好了，我也不打算再回复下去了，以上观点，看法，立场的不同引发的争论，冒犯的地方，向PROF. LUO表示歉意，也请谅解。

仍然是那句话，是因为站的角度不同，我很希望PROF.LUO能站在中国环境的角度下思考这些问题。也许您认为您对中国学生的指引是正确的，而我则认为您将他们指上歧途，仅此而已，同时我也更希望您以宽容与理解之心对待中国学生，他们的论文到了您的手里，请予以多加指导，而不是告诉他们，你就不应该做这个，那会让学生无所适从。

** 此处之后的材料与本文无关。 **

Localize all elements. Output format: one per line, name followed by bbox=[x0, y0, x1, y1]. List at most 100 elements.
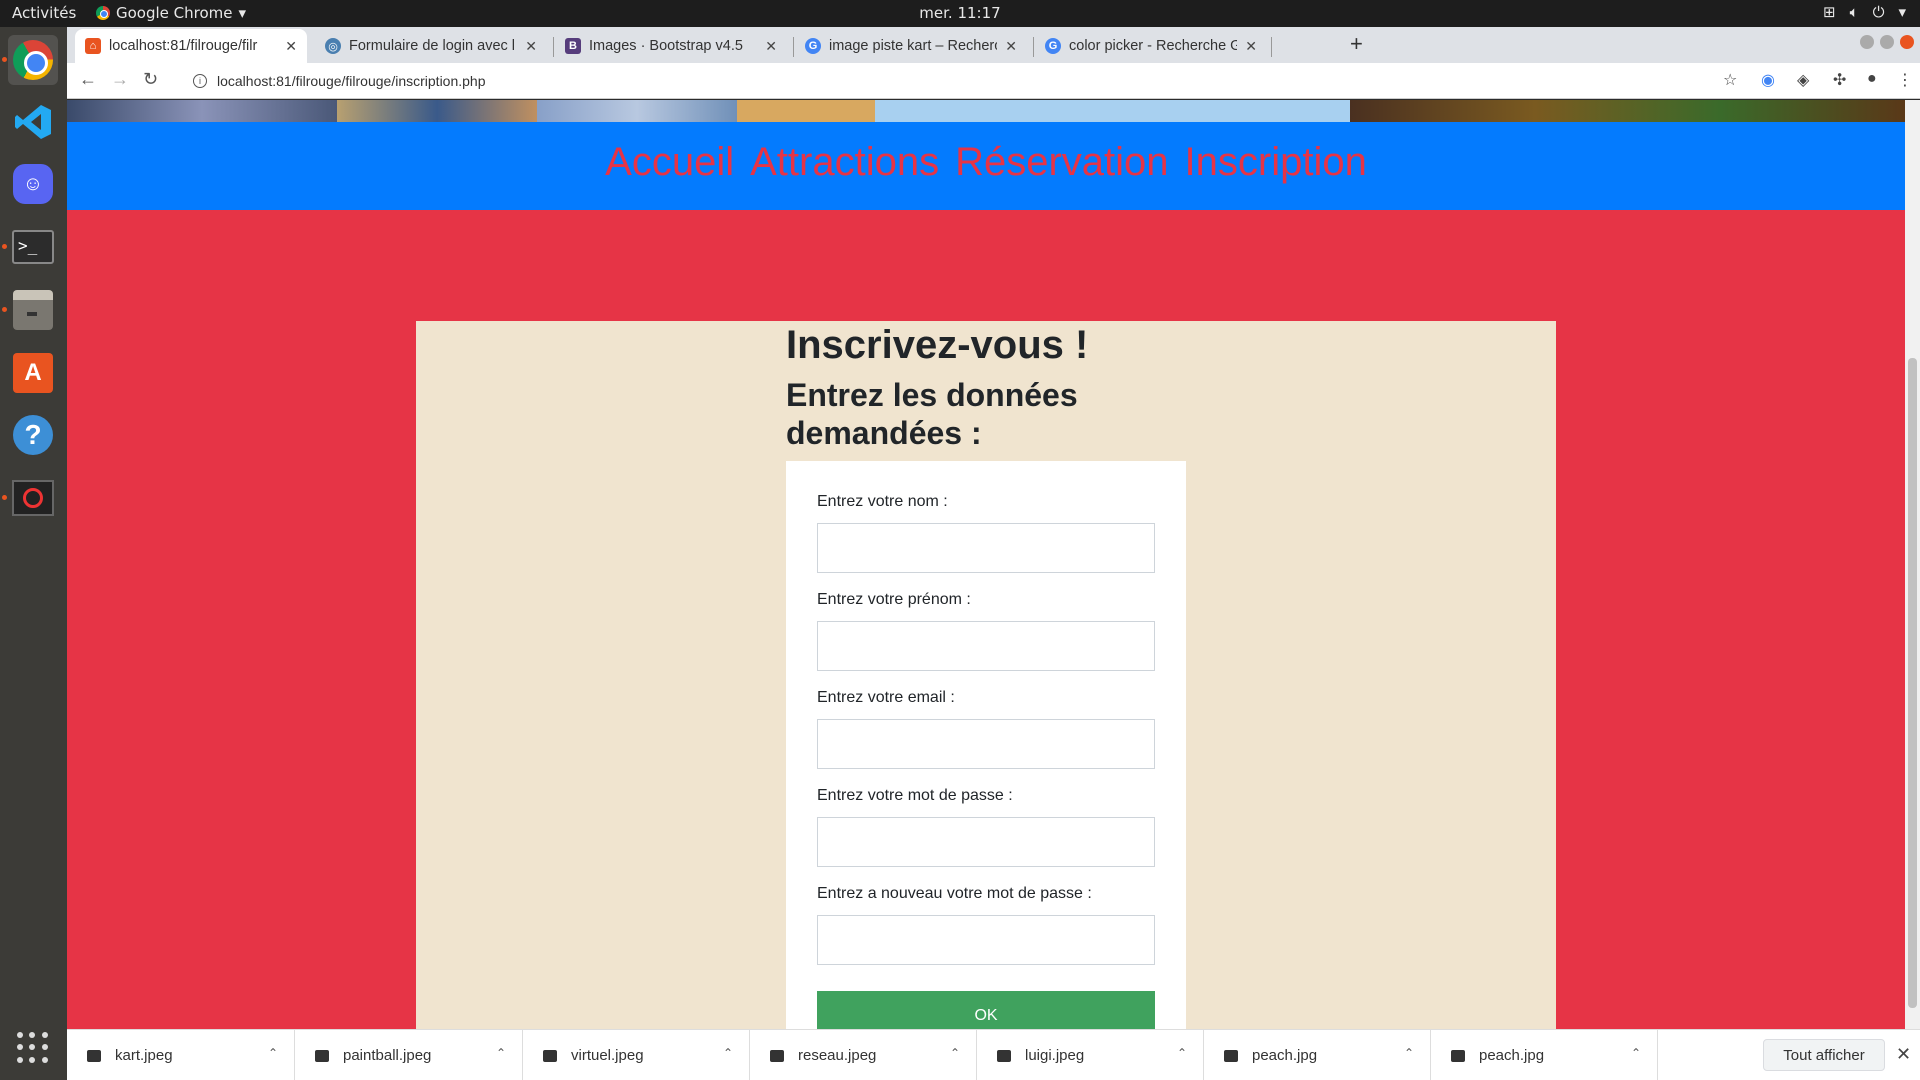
chevron-up-icon[interactable]: ⌃ bbox=[1177, 1046, 1187, 1060]
nav-attractions[interactable]: Attractions bbox=[750, 140, 939, 210]
profile-icon[interactable]: ● bbox=[1867, 70, 1877, 88]
close-icon[interactable]: ✕ bbox=[1245, 38, 1257, 55]
tab-2[interactable]: ◎ Formulaire de login avec l ✕ bbox=[315, 29, 547, 63]
nom-input[interactable] bbox=[817, 523, 1155, 573]
tab-title: image piste kart – Recherc bbox=[829, 38, 998, 54]
nav-inscription[interactable]: Inscription bbox=[1185, 140, 1367, 210]
blocked-icon bbox=[12, 480, 54, 516]
download-filename: kart.jpeg bbox=[115, 1047, 173, 1064]
chevron-up-icon[interactable]: ⌃ bbox=[268, 1046, 278, 1060]
tab-title: Images · Bootstrap v4.5 bbox=[589, 38, 743, 54]
close-icon[interactable]: ✕ bbox=[1005, 38, 1017, 55]
close-icon[interactable]: ✕ bbox=[285, 38, 297, 55]
signup-form: Entrez votre nom : Entrez votre prénom :… bbox=[786, 461, 1186, 1029]
files-icon bbox=[13, 290, 53, 330]
address-bar[interactable]: i localhost:81/filrouge/filrouge/inscrip… bbox=[179, 66, 1829, 96]
download-item[interactable]: kart.jpeg ⌃ bbox=[67, 1030, 295, 1080]
password-label: Entrez votre mot de passe : bbox=[817, 787, 1013, 804]
tab-title: color picker - Recherche G bbox=[1069, 38, 1238, 54]
nav-accueil[interactable]: Accueil bbox=[605, 140, 734, 210]
extension-icon[interactable]: ◉ bbox=[1761, 70, 1775, 90]
download-item[interactable]: paintball.jpeg ⌃ bbox=[295, 1030, 523, 1080]
page-scrollbar[interactable] bbox=[1905, 100, 1920, 1029]
tab-4[interactable]: G image piste kart – Recherc ✕ bbox=[795, 29, 1027, 63]
extension-icon[interactable]: ◈ bbox=[1797, 70, 1809, 90]
power-icon[interactable]: ⏻ bbox=[1873, 3, 1885, 21]
show-applications-button[interactable] bbox=[8, 1023, 58, 1073]
dock-chrome[interactable] bbox=[2, 35, 58, 85]
clock[interactable]: mer. 11:17 bbox=[0, 4, 1920, 22]
email-label: Entrez votre email : bbox=[817, 689, 955, 706]
browser-toolbar: ← → ↻ i localhost:81/filrouge/filrouge/i… bbox=[67, 63, 1920, 99]
close-icon[interactable]: ✕ bbox=[525, 38, 537, 55]
chevron-up-icon[interactable]: ⌃ bbox=[496, 1046, 506, 1060]
download-item[interactable]: peach.jpg ⌃ bbox=[1431, 1030, 1658, 1080]
tab-1[interactable]: ⌂ localhost:81/filrouge/filr ✕ bbox=[75, 29, 307, 63]
menu-icon[interactable]: ⋮ bbox=[1897, 70, 1913, 90]
extensions-puzzle-icon[interactable]: ✣ bbox=[1833, 70, 1846, 90]
download-filename: peach.jpg bbox=[1252, 1047, 1318, 1064]
prenom-input[interactable] bbox=[817, 621, 1155, 671]
nav-reservation[interactable]: Réservation bbox=[955, 140, 1168, 210]
scrollbar-thumb[interactable] bbox=[1908, 358, 1917, 1008]
ok-button[interactable]: OK bbox=[817, 991, 1155, 1029]
image-file-icon bbox=[1451, 1049, 1465, 1062]
download-filename: paintball.jpeg bbox=[343, 1047, 432, 1064]
back-button[interactable]: ← bbox=[79, 69, 97, 90]
chevron-down-icon[interactable]: ▾ bbox=[1898, 3, 1906, 21]
show-all-downloads-button[interactable]: Tout afficher bbox=[1763, 1039, 1885, 1071]
download-item[interactable]: peach.jpg ⌃ bbox=[1204, 1030, 1431, 1080]
forward-button[interactable]: → bbox=[111, 69, 129, 90]
image-file-icon bbox=[1224, 1049, 1238, 1062]
dock-help[interactable]: ? bbox=[8, 410, 58, 460]
chevron-up-icon[interactable]: ⌃ bbox=[723, 1046, 733, 1060]
page-title: Inscrivez-vous ! bbox=[786, 323, 1089, 367]
chrome-icon bbox=[13, 40, 53, 80]
bookmark-star-icon[interactable]: ☆ bbox=[1723, 70, 1737, 90]
chevron-up-icon[interactable]: ⌃ bbox=[1404, 1046, 1414, 1060]
image-file-icon bbox=[87, 1049, 101, 1062]
system-top-bar: Activités Google Chrome ▾ mer. 11:17 ⊞ 🔈… bbox=[0, 0, 1920, 27]
dock-vscode[interactable] bbox=[8, 97, 58, 147]
globe-icon: ◎ bbox=[325, 38, 341, 54]
reload-button[interactable]: ↻ bbox=[143, 69, 158, 90]
volume-icon[interactable]: 🔈︎ bbox=[1850, 3, 1859, 21]
tab-strip: ⌂ localhost:81/filrouge/filr ✕ ◎ Formula… bbox=[67, 27, 1920, 63]
dock-software[interactable]: A bbox=[8, 348, 58, 398]
maximize-button[interactable] bbox=[1880, 35, 1894, 49]
network-icon[interactable]: ⊞ bbox=[1823, 3, 1836, 21]
image-file-icon bbox=[543, 1049, 557, 1062]
window-close-button[interactable] bbox=[1900, 35, 1914, 49]
new-tab-button[interactable]: + bbox=[1350, 31, 1363, 57]
page-subtitle: Entrez les données demandées : bbox=[786, 377, 1078, 451]
system-tray[interactable]: ⊞ 🔈︎ ⏻ ▾ bbox=[1823, 3, 1906, 21]
chevron-up-icon[interactable]: ⌃ bbox=[1631, 1046, 1641, 1060]
dock: ☺ >_ A ? bbox=[0, 27, 67, 1080]
site-icon: ⌂ bbox=[85, 38, 101, 54]
dock-files[interactable] bbox=[2, 285, 58, 335]
close-icon[interactable]: ✕ bbox=[765, 38, 777, 55]
url-text: localhost:81/filrouge/filrouge/inscripti… bbox=[217, 73, 486, 89]
close-icon[interactable]: ✕ bbox=[1896, 1044, 1911, 1065]
minimize-button[interactable] bbox=[1860, 35, 1874, 49]
download-filename: virtuel.jpeg bbox=[571, 1047, 644, 1064]
chevron-up-icon[interactable]: ⌃ bbox=[950, 1046, 960, 1060]
password-input[interactable] bbox=[817, 817, 1155, 867]
tab-3[interactable]: B Images · Bootstrap v4.5 ✕ bbox=[555, 29, 787, 63]
email-input[interactable] bbox=[817, 719, 1155, 769]
dock-discord[interactable]: ☺ bbox=[8, 159, 58, 209]
download-filename: luigi.jpeg bbox=[1025, 1047, 1085, 1064]
google-icon: G bbox=[805, 38, 821, 54]
password-confirm-input[interactable] bbox=[817, 915, 1155, 965]
download-item[interactable]: reseau.jpeg ⌃ bbox=[750, 1030, 977, 1080]
download-filename: peach.jpg bbox=[1479, 1047, 1545, 1064]
dock-terminal[interactable]: >_ bbox=[2, 222, 58, 272]
dock-blocked-app[interactable] bbox=[2, 473, 58, 523]
tab-5[interactable]: G color picker - Recherche G ✕ bbox=[1035, 29, 1267, 63]
download-item[interactable]: luigi.jpeg ⌃ bbox=[977, 1030, 1204, 1080]
tab-title: Formulaire de login avec l bbox=[349, 38, 516, 54]
info-icon[interactable]: i bbox=[193, 74, 207, 88]
app-grid-icon bbox=[17, 1032, 49, 1064]
download-item[interactable]: virtuel.jpeg ⌃ bbox=[523, 1030, 750, 1080]
google-icon: G bbox=[1045, 38, 1061, 54]
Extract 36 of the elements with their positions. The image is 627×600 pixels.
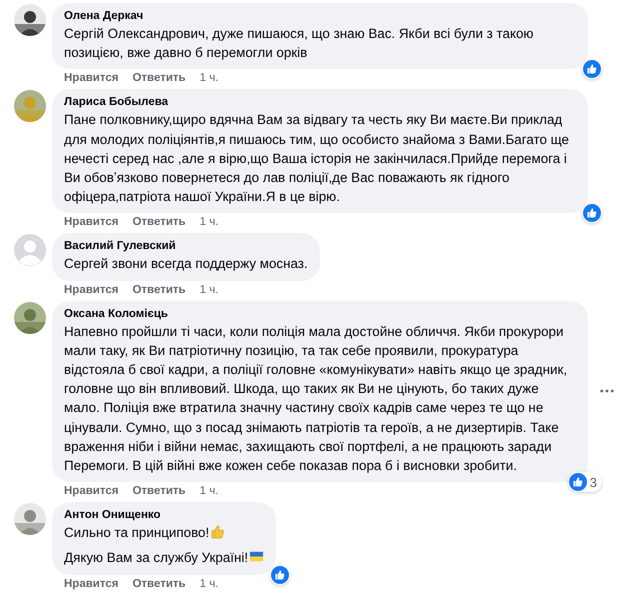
comment-text: Сильно та принципово!: [64, 525, 210, 540]
reaction-count: 3: [590, 474, 598, 490]
comment-text: Сергій Олександрович, дуже пишаюся, що знаю Вас. Якби всі були з такою позицією, вже давно б перемогли орків: [64, 26, 534, 60]
reply-link[interactable]: Ответить: [132, 484, 186, 502]
comment-text: Сергей звони всегда поддержу мосназ.: [64, 256, 308, 272]
thumbs-up-icon: [568, 473, 587, 492]
like-link[interactable]: Нравится: [64, 71, 118, 90]
comment-text: Пане полковнику,щиро вдячна Вам за відвагу та честь яку Ви маєте.Ви приклад для молодих поліціянтів,я пишаюсь тим, що особисто знайома з Вами.Багато ще нечесті серед нас ,але я вірю,що Ваша історія не закінчилася.Прийде перемога і Ви обовʼязково повернетеся до лав поліції,де Вас поважають як гідного офіцера,патріота нашої України.Я в це вірю.: [64, 112, 569, 204]
comment-time[interactable]: 1 ч.: [200, 215, 218, 234]
comment-text: Напевно пройшли ті часи, коли поліція мала достойне обличчя. Якби прокурори мали таку, як Ви патріотичну позицію, та так себе проявили, прокуратура відстояла б свої кадри, а поліції головне «комунікувати» навіть якщо це зрадник, головне що він впливовий. Шкода, що таких як Ви не цінують, бо таких дуже мало. Поліція вже втратила значну частину своїх кадрів саме через те що не цінували. Сумно, що з посад знімають патріотів та героїв, а не дизертирів. Таке враження ніби і війни немає, захищають свої портфелі, а не працюють заради Перемоги. В цій війні вже кожен себе показав пора б і висновки зробити.: [64, 324, 568, 474]
comment-time[interactable]: 1 ч.: [200, 71, 218, 90]
author-name[interactable]: Василий Гулевский: [64, 239, 308, 254]
author-name[interactable]: Оксана Коломієць: [64, 306, 576, 322]
reaction-badge[interactable]: [270, 564, 290, 585]
comment-text: Дякую Вам за службу Україні!: [64, 550, 248, 566]
reply-link[interactable]: Ответить: [132, 576, 186, 595]
like-link[interactable]: Нравится: [64, 576, 118, 595]
author-name[interactable]: Олена Деркач: [64, 9, 576, 24]
thumbs-up-icon: [583, 204, 601, 222]
comment-time[interactable]: 1 ч.: [200, 282, 218, 301]
more-icon[interactable]: [600, 389, 614, 394]
author-name[interactable]: Антон Онищенко: [64, 508, 264, 524]
comment-time[interactable]: 1 ч.: [200, 576, 218, 595]
like-link[interactable]: Нравится: [64, 215, 118, 234]
reply-link[interactable]: Ответить: [132, 282, 186, 301]
reaction-badge[interactable]: 3: [568, 472, 602, 492]
like-link[interactable]: Нравится: [64, 282, 118, 301]
thumbs-up-icon: [583, 60, 601, 78]
reply-link[interactable]: Ответить: [132, 215, 186, 234]
like-link[interactable]: Нравится: [64, 484, 118, 502]
reply-link[interactable]: Ответить: [132, 71, 186, 90]
reaction-badge[interactable]: [582, 59, 602, 80]
thumbs-up-icon: [271, 566, 290, 584]
reaction-badge[interactable]: [582, 203, 602, 224]
comment-time[interactable]: 1 ч.: [200, 484, 218, 502]
author-name[interactable]: Лариса Бобылева: [64, 95, 576, 110]
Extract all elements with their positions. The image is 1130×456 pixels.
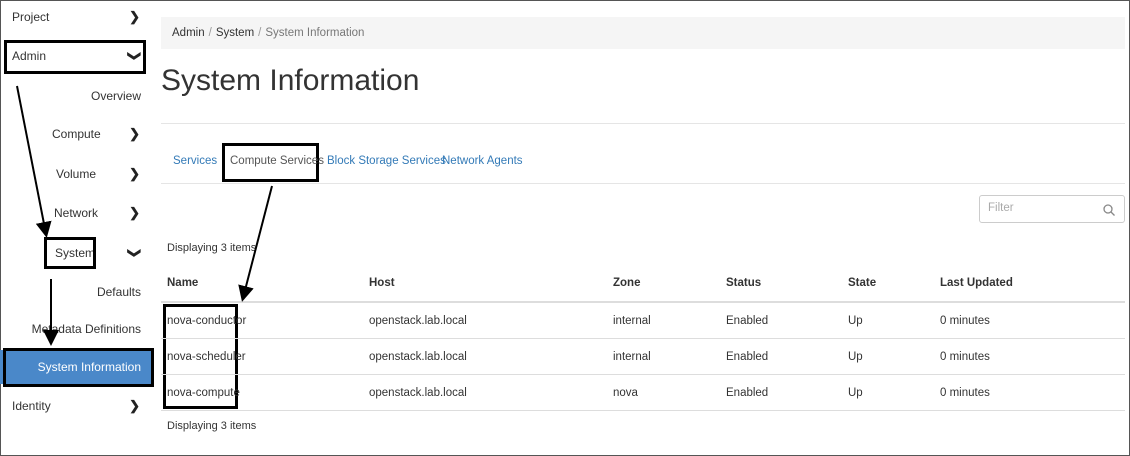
cell-name: nova-compute	[161, 374, 363, 411]
sidebar-item-label: Volume	[56, 167, 97, 181]
sidebar-item-project[interactable]: Project ❯	[0, 0, 152, 34]
table-row: nova-conductor openstack.lab.local inter…	[161, 302, 1125, 339]
breadcrumb-item-admin[interactable]: Admin	[172, 27, 205, 39]
tab-network-agents[interactable]: Network Agents	[442, 155, 523, 167]
sidebar-item-label: Network	[54, 206, 99, 220]
sidebar-item-label: Overview	[90, 89, 141, 103]
page-title: System Information	[161, 64, 420, 97]
table-row: nova-scheduler openstack.lab.local inter…	[161, 338, 1125, 375]
cell-host: openstack.lab.local	[363, 374, 607, 411]
chevron-right-icon: ❯	[129, 205, 140, 220]
annotation-box-admin	[4, 40, 146, 74]
cell-host: openstack.lab.local	[363, 302, 607, 339]
cell-zone: internal	[607, 302, 720, 339]
sidebar-item-label: Metadata Definitions	[31, 322, 141, 336]
sidebar-item-identity[interactable]: Identity ❯	[0, 389, 152, 423]
cell-status: Enabled	[720, 374, 842, 411]
annotation-box-system	[44, 237, 96, 269]
annotation-box-system-information	[3, 348, 154, 387]
item-count-top: Displaying 3 items	[167, 242, 257, 254]
sidebar-item-overview[interactable]: Overview	[0, 79, 152, 113]
column-header-zone[interactable]: Zone	[607, 265, 720, 303]
chevron-right-icon: ❯	[129, 9, 140, 24]
chevron-down-icon: ❯	[127, 247, 143, 259]
column-header-status[interactable]: Status	[720, 265, 842, 303]
table-header-row: Name Host Zone Status State Last Updated	[161, 265, 1125, 303]
cell-host: openstack.lab.local	[363, 338, 607, 375]
tab-block-storage-services[interactable]: Block Storage Services	[327, 155, 446, 167]
breadcrumb-separator: /	[208, 27, 212, 39]
sidebar-item-metadata-definitions[interactable]: Metadata Definitions	[0, 312, 152, 346]
filter-input[interactable]	[986, 201, 1100, 215]
sidebar-item-label: Identity	[12, 399, 51, 413]
column-header-last-updated[interactable]: Last Updated	[934, 265, 1125, 303]
cell-last-updated: 0 minutes	[934, 374, 1125, 411]
column-header-host[interactable]: Host	[363, 265, 607, 303]
chevron-right-icon: ❯	[129, 126, 140, 141]
item-count-bottom: Displaying 3 items	[167, 420, 257, 432]
sidebar-item-label: Compute	[52, 127, 101, 141]
breadcrumb: Admin / System / System Information	[161, 17, 1125, 49]
sidebar-item-volume[interactable]: Volume ❯	[0, 157, 152, 191]
tabs-divider	[161, 183, 1125, 184]
breadcrumb-separator: /	[258, 27, 262, 39]
sidebar-item-label: Project	[12, 10, 50, 24]
chevron-right-icon: ❯	[129, 398, 140, 413]
cell-status: Enabled	[720, 338, 842, 375]
cell-last-updated: 0 minutes	[934, 302, 1125, 339]
sidebar-item-defaults[interactable]: Defaults	[0, 275, 152, 309]
table-row: nova-compute openstack.lab.local nova En…	[161, 374, 1125, 411]
tab-services[interactable]: Services	[173, 155, 217, 167]
column-header-state[interactable]: State	[842, 265, 934, 303]
breadcrumb-item-current: System Information	[265, 27, 365, 39]
cell-state: Up	[842, 302, 934, 339]
sidebar-item-compute[interactable]: Compute ❯	[0, 117, 152, 151]
column-header-name[interactable]: Name	[161, 265, 363, 303]
title-divider	[161, 123, 1125, 124]
cell-zone: nova	[607, 374, 720, 411]
cell-zone: internal	[607, 338, 720, 375]
breadcrumb-item-system[interactable]: System	[216, 27, 254, 39]
search-icon[interactable]	[1102, 203, 1116, 217]
filter-box	[979, 195, 1125, 223]
sidebar-item-label: Defaults	[96, 285, 141, 299]
compute-services-table: Name Host Zone Status State Last Updated…	[161, 265, 1125, 411]
tab-compute-services[interactable]: Compute Services	[230, 155, 324, 167]
chevron-right-icon: ❯	[129, 166, 140, 181]
cell-name: nova-scheduler	[161, 338, 363, 375]
cell-last-updated: 0 minutes	[934, 338, 1125, 375]
cell-name: nova-conductor	[161, 302, 363, 339]
sidebar-item-network[interactable]: Network ❯	[0, 196, 152, 230]
cell-state: Up	[842, 374, 934, 411]
cell-status: Enabled	[720, 302, 842, 339]
cell-state: Up	[842, 338, 934, 375]
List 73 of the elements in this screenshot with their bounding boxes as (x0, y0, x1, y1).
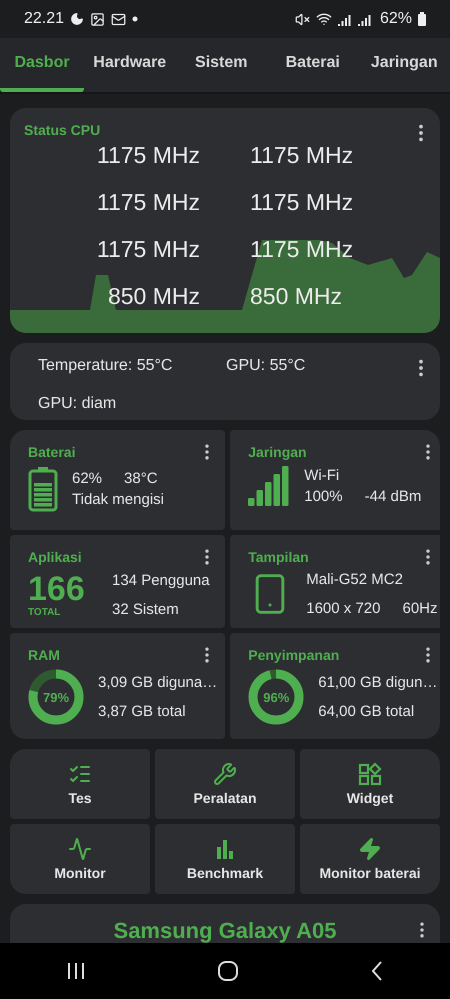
dot-icon (132, 16, 138, 22)
card-value: -44 dBm (364, 488, 422, 505)
card-value: 61,00 GB digun… (318, 674, 438, 691)
card-title: Aplikasi (28, 549, 82, 565)
clock: 22.21 (24, 10, 64, 28)
tools-icon (213, 762, 237, 786)
tab[interactable]: Baterai (267, 38, 358, 92)
card-title: Baterai (28, 444, 76, 460)
card-value: 38°C (124, 470, 158, 487)
tab[interactable]: Sistem (176, 38, 267, 92)
cpu-frequency: 1175 MHz (96, 189, 200, 216)
cpu-frequency: 1175 MHz (96, 236, 200, 263)
usage-percent: 96% (262, 688, 290, 706)
shortcut-button[interactable]: Monitor (10, 824, 150, 894)
tab[interactable]: Dasbor (0, 38, 84, 92)
info-card[interactable]: Tampilan Mali-G52 MC2 1600 x 720 60Hz (230, 535, 440, 628)
cpu-frequency: 1175 MHz (250, 189, 354, 216)
cpu-frequency: 1175 MHz (96, 142, 200, 169)
card-title: Penyimpanan (248, 647, 340, 663)
widgets-icon (358, 762, 382, 786)
battery-icon (28, 466, 58, 512)
card-value: Tidak mengisi (72, 491, 164, 508)
mute-icon (294, 12, 310, 26)
tab[interactable]: Hardware (84, 38, 176, 92)
temperature-text: Temperature: 55°C (38, 357, 174, 376)
recent-apps-button[interactable] (66, 962, 86, 980)
card-value: 62% (72, 470, 102, 487)
card-value: 32 Sistem (112, 600, 179, 618)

在中国环境下，学生做什么，不取决于自己，取决于导师；
在中国环境下，教师做什么，也不取决于自己，取决于国家的指挥棒；
在中国环境下，更应该宽容中国的学生，因为他们很不易。

最后，我还是要向几十年在LBM领域从事工作的PROF.LUO表示敬意，求同存异。也许我们有一个共同特性，就是喜欢管闲事，您说得很对，您作为大学者，没必要来这个论坛，而我作为一个普通工作者，亦没有必要吼这几声。对一位年近60，仍然在科研前线的学者，都应该再次表示歉意。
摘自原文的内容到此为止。